While this brawl over a golf club has continued, Callaway Golf's stock price has rallied, from $15 last Oct. 18, the day Palmer spoke at a press conference praising the nonconforming club, to $22 at the end of last week. Palmer has a 12-year contract with Callaway paying him about $400,000 a year. He has options on about 200,000 shares of Callaway stock that may be exercised at $16 a share. For a man who earns $100,000 a day for corporate outings, who makes an estimated $20 million a year in endorsements alone, these are small figures. Still, Palmer has always been devoted to the companies that pay him, regardless of the fee. That's part of his code.

A secretary walks into the office, seeking Callaway's signature on a letter alerting Palmer to public comments Jack Nicklaus had made in his support. "One way we let him know we're thinking about him is by sending him these clippings anytime there's something good on our side," Callaway says.
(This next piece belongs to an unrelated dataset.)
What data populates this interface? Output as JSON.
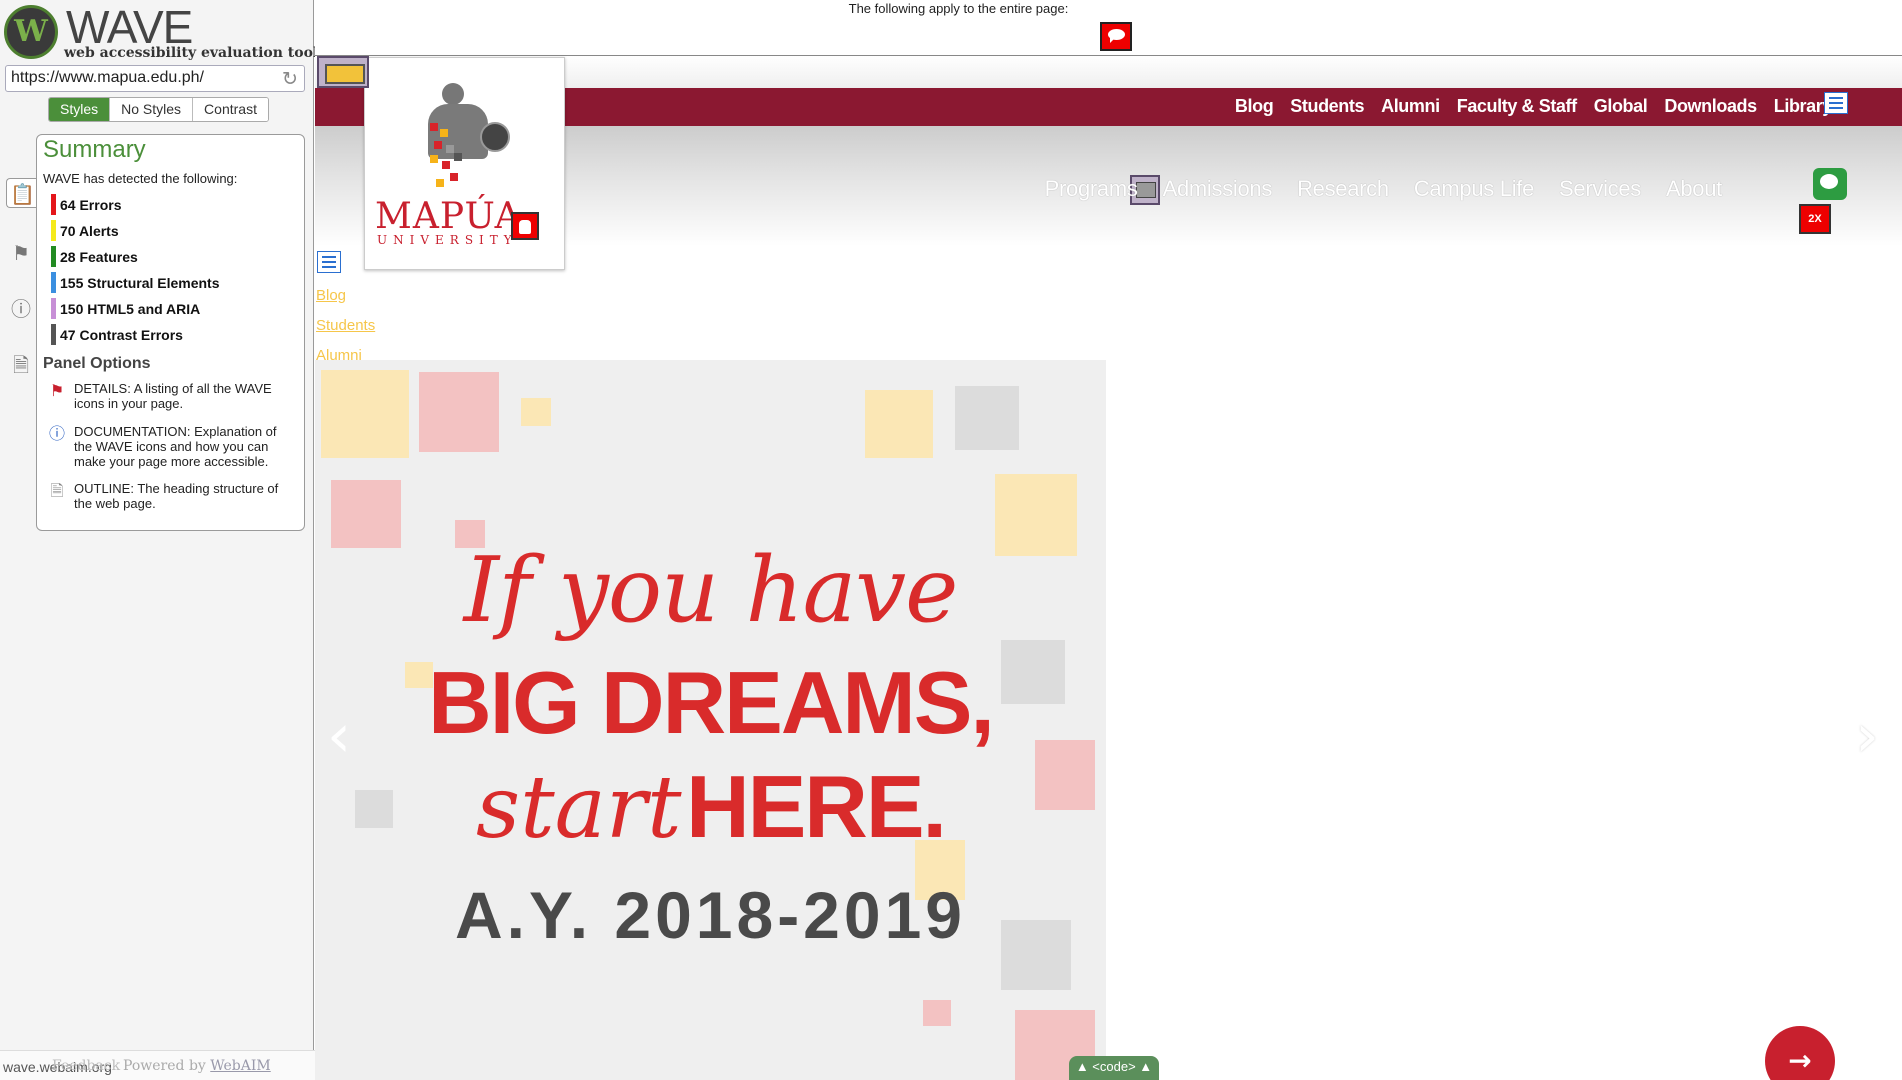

For now, none of these things—the calls from Holland, the letters from Callaway, the positive clippings—are helping Palmer very much, not when he's alone, not in his quiet moments. "I've been called a cheater," he says. "I've been called Benedict Arnold. This has all been very hard, harder than people know. I believe what I believe, and I believe this driver is good for golf. But I will always be a USGA man. People have to realize that the game comes first. The game is bigger than Callaway, it's bigger than the USGA, it's certainly bigger than me."
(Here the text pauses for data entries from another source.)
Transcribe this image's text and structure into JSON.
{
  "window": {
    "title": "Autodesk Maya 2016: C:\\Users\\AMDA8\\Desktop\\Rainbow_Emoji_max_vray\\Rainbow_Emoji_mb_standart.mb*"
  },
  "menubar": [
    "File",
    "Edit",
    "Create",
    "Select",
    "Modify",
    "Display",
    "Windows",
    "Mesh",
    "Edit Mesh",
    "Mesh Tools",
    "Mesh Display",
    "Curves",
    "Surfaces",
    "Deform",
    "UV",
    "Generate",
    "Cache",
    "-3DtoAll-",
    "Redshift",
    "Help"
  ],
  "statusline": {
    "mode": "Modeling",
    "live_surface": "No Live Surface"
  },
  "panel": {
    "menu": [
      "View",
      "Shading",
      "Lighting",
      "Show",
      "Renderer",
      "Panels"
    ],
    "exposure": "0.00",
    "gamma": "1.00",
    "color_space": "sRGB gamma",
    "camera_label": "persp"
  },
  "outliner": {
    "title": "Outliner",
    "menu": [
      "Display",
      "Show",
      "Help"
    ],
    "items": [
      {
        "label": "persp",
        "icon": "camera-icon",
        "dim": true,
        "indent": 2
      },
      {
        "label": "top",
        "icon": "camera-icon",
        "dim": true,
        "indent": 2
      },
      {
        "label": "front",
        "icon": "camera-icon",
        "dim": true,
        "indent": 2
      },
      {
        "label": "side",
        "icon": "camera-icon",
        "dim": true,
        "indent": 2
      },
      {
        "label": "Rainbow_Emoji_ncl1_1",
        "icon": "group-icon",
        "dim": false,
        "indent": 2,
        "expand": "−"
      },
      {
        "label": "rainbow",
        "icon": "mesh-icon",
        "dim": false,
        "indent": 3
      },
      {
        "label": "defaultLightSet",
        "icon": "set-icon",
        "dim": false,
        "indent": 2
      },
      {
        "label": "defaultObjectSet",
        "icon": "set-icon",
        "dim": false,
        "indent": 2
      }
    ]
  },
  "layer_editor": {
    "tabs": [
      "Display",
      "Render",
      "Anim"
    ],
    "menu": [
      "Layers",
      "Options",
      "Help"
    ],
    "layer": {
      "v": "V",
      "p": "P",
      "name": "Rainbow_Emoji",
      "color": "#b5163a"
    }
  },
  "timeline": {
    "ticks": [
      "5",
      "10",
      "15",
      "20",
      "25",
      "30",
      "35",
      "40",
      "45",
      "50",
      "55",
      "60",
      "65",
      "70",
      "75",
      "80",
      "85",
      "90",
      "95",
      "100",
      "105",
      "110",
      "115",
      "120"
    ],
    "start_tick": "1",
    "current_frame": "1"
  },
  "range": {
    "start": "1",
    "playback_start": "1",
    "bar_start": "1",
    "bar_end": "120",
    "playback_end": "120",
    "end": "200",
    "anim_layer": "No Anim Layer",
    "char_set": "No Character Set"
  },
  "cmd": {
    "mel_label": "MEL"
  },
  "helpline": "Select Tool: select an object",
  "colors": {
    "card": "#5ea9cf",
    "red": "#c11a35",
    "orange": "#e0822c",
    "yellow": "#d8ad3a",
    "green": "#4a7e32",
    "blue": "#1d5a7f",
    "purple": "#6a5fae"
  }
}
Back in La Quinta, he picks up a lush coffee-table book about his career and starts thumbing through it, looking for a picture of Sweeney, his opponent in the '54 Amateur final. First, however, he comes across a black-and-white of his wife. "Winnie," he says quietly. "She loved her life. That's what I hope and what I believe."

He slips into his bedroom and changes for dinner. He is going out with friends on a still, cool winter night in the California desert. He has a date, an old family friend. The restaurant will be filled with people, and Palmer will sign autographs. It has always been that way. He is heading out. He is getting on with his life.